Sources confirmed to The Sunday Guardian that Nitish Kumar and his close aide K.C. Tyagi, who is a JDU member in the Rajya Sabha, are discussing the modalities for unification with the Ajit Singh led Rashtriya Lok Dal, the Samajwadi Janata Party and Babulal Marandi’s Jharkhand Vikas Morcha (Prajatantrik). “Negotiations are going on. There have been two rounds of talk with Ajit Singh. It will be too early to comment on the nature of the association but we are hopeful something will take place soon,” JDU MP Ali Anwar Ansari told this newspaper.
The larger ambition of the JDU is to consolidate its vote base in Jharkhand and UP, which will then pave the way to secure a respectable deal from the Congress in a future alliance. The JDU has a few pockets of presence in Jharkhand and it hopes that by joining hands with the JVMP, it will be able to influence a few constituencies. The JVMP is led by Jharkhand’s former Chief Minister Babulal Marandi, who walked out of the Bharatiya Janata Party several years ago and formed his own outfit. Nitish Kumar hopes that JDU and JVMP, as a combined force, will play a limited but definite role in the tribal majority state, encouraging an alliance with the Congress, which lost all of Jharkhand’s 14 Lok Sabha seats in the 2014 general elections despite being the second largest party after the BJP in terms of votes polled.

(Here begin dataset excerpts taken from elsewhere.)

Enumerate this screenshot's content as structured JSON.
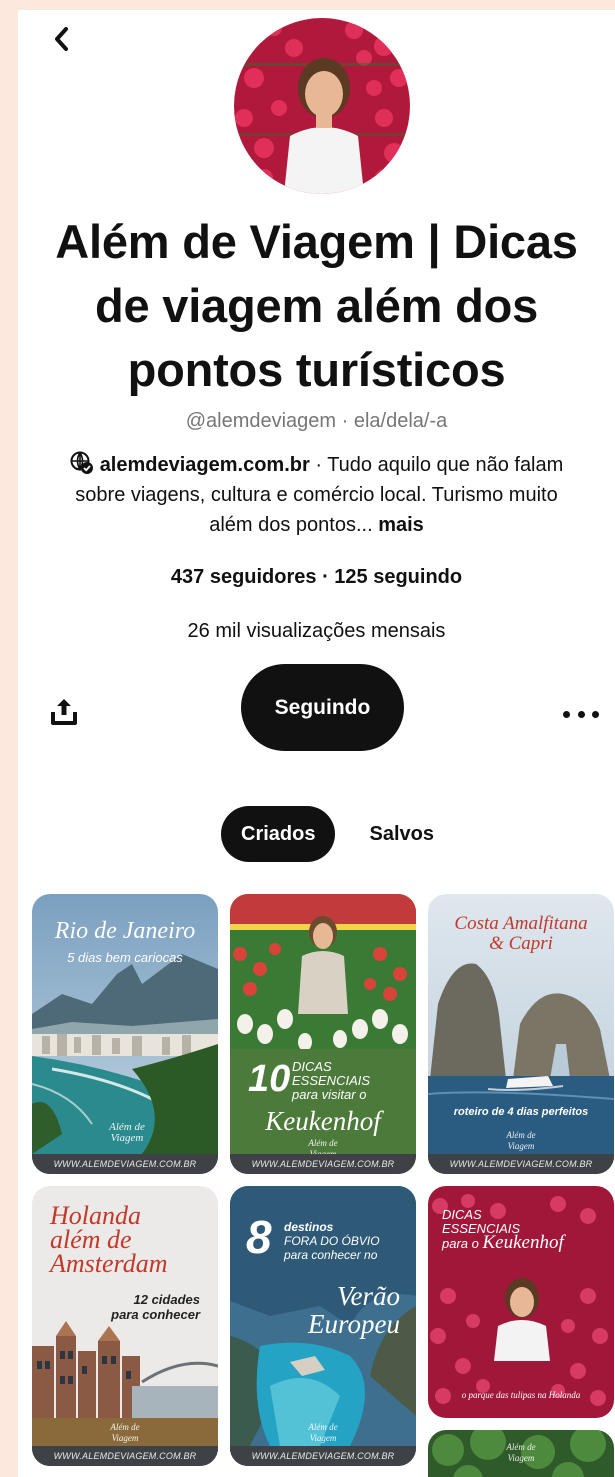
{
  "profile": {
    "name": "Além de Viagem | Dicas de viagem além dos pontos turísticos",
    "handle": "@alemdeviagem · ela/dela/-a",
    "website": "alemdeviagem.com.br",
    "bio_text": " · Tudo aquilo que não falam sobre viagens, cultura e comércio local. Turismo muito além dos pontos... ",
    "more_label": "mais",
    "stats": "437 seguidores · 125 seguindo",
    "monthly_views": "26 mil visualizações mensais"
  },
  "actions": {
    "follow_label": "Seguindo"
  },
  "tabs": [
    {
      "label": "Criados",
      "active": true
    },
    {
      "label": "Salvos",
      "active": false
    }
  ],
  "pins": {
    "footer_url": "WWW.ALEMDEVIAGEM.COM.BR",
    "logo": "Além de Viagem",
    "rio": {
      "title": "Rio de Janeiro",
      "subtitle": "5 dias bem cariocas"
    },
    "keukenhof1": {
      "number": "10",
      "line1": "DICAS",
      "line2": "ESSENCIAIS",
      "line3": "para visitar o",
      "name": "Keukenhof"
    },
    "amalfi": {
      "title_line1": "Costa Amalfitana",
      "title_line2": "& Capri",
      "caption": "roteiro de 4 dias perfeitos"
    },
    "holanda": {
      "line1": "Holanda",
      "line2": "além de",
      "line3": "Amsterdam",
      "sub1": "12 cidades",
      "sub2": "para conhecer"
    },
    "verao": {
      "number": "8",
      "line1": "destinos",
      "line2": "FORA DO ÓBVIO",
      "line3": "para conhecer no",
      "title1": "Verão",
      "title2": "Europeu"
    },
    "keukenhof2": {
      "line1": "DICAS",
      "line2": "ESSENCIAIS",
      "line3": "para o",
      "name": "Keukenhof",
      "caption": "o parque das tulipas na Holanda"
    }
  },
  "colors": {
    "background": "#fde8de",
    "button": "#111111",
    "accent_red": "#c0392b"
  }
}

Similarly, in UP, Nitish Kumar is keen to reverse the party’s fortunes to the 1991 scenario, when the Janata Dal had 22 MPs. The Janata decline in UP began after Mulayam Singh Yadav and Chandra Shekhar parted ways along with V.P. Singh in 1991 and formed the Samajwadi Janata Party. The Janata Dal, later renamed Janata Dal United, had a steady decline since then, with only two MLAs left in the 2002 Assembly elections in the state. Nitish Kumar is trying to also rope in the Peace Party, which has some presence in eastern UP. By merging the RLD, which is influential in western UP and has nine seats, and the Peace Party, which has four seats, the JDU can increase its strength to 13 in the UP Assembly. The minority-dominated Peace Party will also enable the JDU to attract the minorities, which can again help it seal a pact with the Congress, which is looking at a combination of upper castes and Muslim votes for the 2017 Assembly elections in UP.

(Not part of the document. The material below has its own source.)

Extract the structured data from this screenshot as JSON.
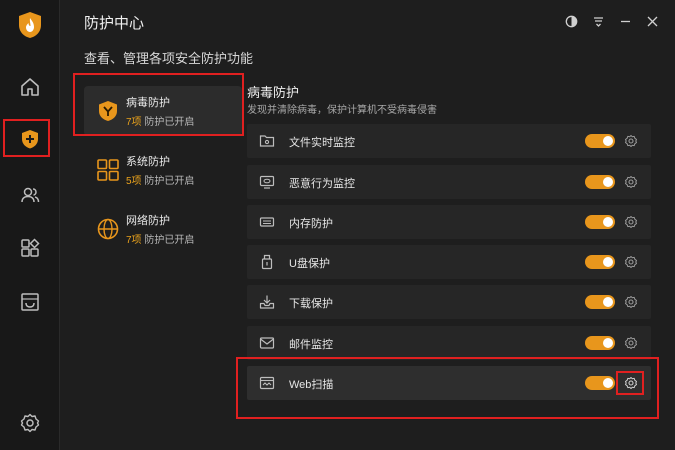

“We want to repeat the Bihar formula at the state level, and we are working to this end. We have realised the only way to give a fight to the BJP is by not letting the ‘secular’ votes split. Even smaller parties with some vote base make a big difference when they add up with a bigger party,” Ansari told this correspondent. He added: “In UP, we are eyeing Ajit Singh, Apna Dal, Peace Party. Once this materialises, we may get in touch with the Congress.”
Experts believe this is Nitish Kumar’s attempt to emerge as a non-Congress, non-BJP face ahead of the next general elections in 2019. Sources in the JDU said Nitish Kumar is aiming to secure a respectable tally for the JDU in the next Lok Sabha elections, so that he can attract regional parties across India to form a “third front”, with the Congress left with no option but to back his candidature as Prime Minister.
Sources said Nitish Kumar, JDU president Sharad Yadav and Ajit Singh had a closed door meeting at K.C. Tyagi’s residence in New Delhi this month. Nitish Kumar’s “former” election strategist Prahant Kishor was also said to be present in the meeting. “K.C. Tyagi had several rounds of discussion with Samajwadi Janata Party chief Kamal Morarka, while Nitish is directly talking to Babulal Marandi,” said a party functionary on condition of anonymity.
Significantly, Lalu Yadav’s RJD has been kept out of the loop, confirming the general perception that all is not well between the two allies. Nitish Kumar is trying to expand his vote base and help JDU emerge as the bigger of the two parties. Nitish Kumar’s party has 71 seats, while the RJD has 80 in the Bihar Assembly.
The developments made Rashtriya Lok Samata Party leader Rajiv K. Jaiswal, who belongs to the opposition, comment: “Nitish Kumar is a clever person, always looking for options wherever possible. This has been his characteristic from the beginning. He also has bigger ambitions, so he wants to maintain a good rapport with all groups. It is a well thought of ploy by him to form small alliances in other states minus the RJD.”